Although I am no fan of the Puritans, who executed religious dissenters and publicly whipped and banned Baptists from the church-state run Massachusetts Bay Colony, the great English Puritan leader, Oliver Cromwell, spoke a great truth when he said the following in a different context; “I know a man may answer all difficulties with faith, and faith will answer all difficulties really where it is, but we are very apt, all of us, to call that faith, that perhaps may be but carnal imagination, and carnal reasonings.” (http://oll.libertyfund.org/?option=com_staticxt&staticfile=show.php%3Ftitle=2183&chapter=201030&layout=html&Itemid=27 At the General Council of Officers 1 at Putney, 28th October 1647. - Puritanism and Liberty, being the Army Debates (1647-9) from the Clarke Manuscripts with Supplementary Documents)

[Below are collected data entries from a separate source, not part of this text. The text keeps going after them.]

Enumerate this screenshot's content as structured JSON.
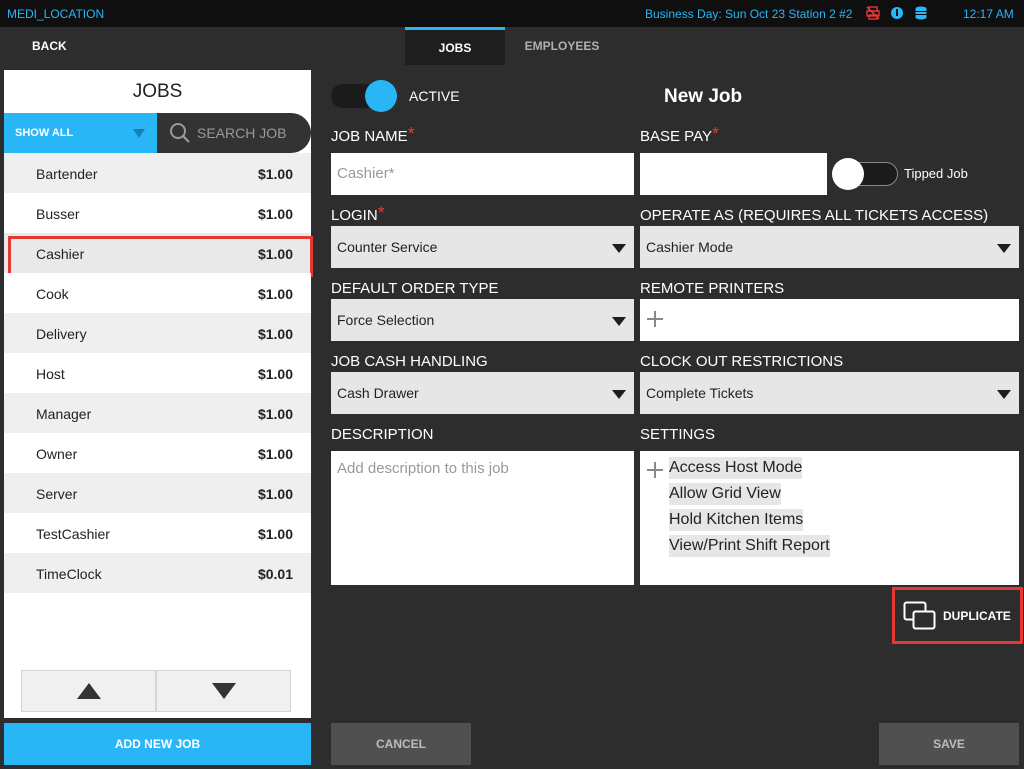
{
  "status_bar": {
    "location": "MEDI_LOCATION",
    "business_day": "Business Day: Sun Oct 23  Station 2  #2",
    "time": "12:17 AM",
    "icons": [
      "printer-offline-icon",
      "info-icon",
      "database-icon"
    ]
  },
  "nav": {
    "back_label": "BACK",
    "tabs": [
      {
        "label": "JOBS",
        "active": true
      },
      {
        "label": "EMPLOYEES",
        "active": false
      }
    ]
  },
  "jobs_panel": {
    "title": "JOBS",
    "filter_label": "SHOW ALL",
    "search_placeholder": "SEARCH JOB",
    "jobs": [
      {
        "name": "Bartender",
        "pay": "$1.00"
      },
      {
        "name": "Busser",
        "pay": "$1.00"
      },
      {
        "name": "Cashier",
        "pay": "$1.00",
        "selected": true
      },
      {
        "name": "Cook",
        "pay": "$1.00"
      },
      {
        "name": "Delivery",
        "pay": "$1.00"
      },
      {
        "name": "Host",
        "pay": "$1.00"
      },
      {
        "name": "Manager",
        "pay": "$1.00"
      },
      {
        "name": "Owner",
        "pay": "$1.00"
      },
      {
        "name": "Server",
        "pay": "$1.00"
      },
      {
        "name": "TestCashier",
        "pay": "$1.00"
      },
      {
        "name": "TimeClock",
        "pay": "$0.01"
      }
    ],
    "add_new_label": "ADD NEW JOB"
  },
  "form": {
    "active_label": "ACTIVE",
    "active_on": true,
    "title": "New Job",
    "job_name_label": "JOB NAME",
    "job_name_placeholder": "Cashier*",
    "base_pay_label": "BASE PAY",
    "base_pay_value": "",
    "tipped_label": "Tipped Job",
    "tipped_on": false,
    "login_label": "LOGIN",
    "login_value": "Counter Service",
    "operate_as_label": "OPERATE AS (REQUIRES ALL TICKETS ACCESS)",
    "operate_as_value": "Cashier Mode",
    "default_order_type_label": "DEFAULT ORDER TYPE",
    "default_order_type_value": "Force Selection",
    "remote_printers_label": "REMOTE PRINTERS",
    "cash_handling_label": "JOB CASH HANDLING",
    "cash_handling_value": "Cash Drawer",
    "clock_out_label": "CLOCK OUT RESTRICTIONS",
    "clock_out_value": "Complete Tickets",
    "description_label": "DESCRIPTION",
    "description_placeholder": "Add description to this job",
    "settings_label": "SETTINGS",
    "settings": [
      "Access Host Mode",
      "Allow Grid View",
      "Hold Kitchen Items",
      "View/Print Shift Report"
    ],
    "duplicate_label": "DUPLICATE",
    "cancel_label": "CANCEL",
    "save_label": "SAVE",
    "required_marker": "*"
  },
  "colors": {
    "accent": "#29b6f6",
    "highlight": "#e53935",
    "background": "#2d2d2d"
  }
}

To deny one’s self requires the mortifying of the flesh and reckoning one’s self dead to sin and the excessive pleasures of the flesh, certainly.
Romans 8:13 For if ye live after the flesh, ye shall die: but if ye through the Spirit do mortify the deeds of the body, ye shall live.
Colossians 3:5 Mortify therefore your members which are upon the earth; fornication, uncleanness, inordinate affection, evil concupiscence, and covetousness, which is idolatry:
But, to deny Self also requires that all things be done for the glory of Christ and not ourselves. At what point, a Christian must ask him or herself, does something I do for God become, not about Him, but about me? This is a great puzzle for those who claim to follow a risen, living Saviour rather than a dead idea of what it means to simply be a philosophical Christian.
Many people have done great things for Christ which weren’t for Christ but for themselves. We can see their celebrity status in how the world approves of them or, even if it disapproves of them, how much attention it gives them. No man or woman can be unaffected by this attention. Most glory in it.
But,what about you? Will your works for Christ be exposed at His Judgment Seat as a vain representation of self-worship? Are you sure?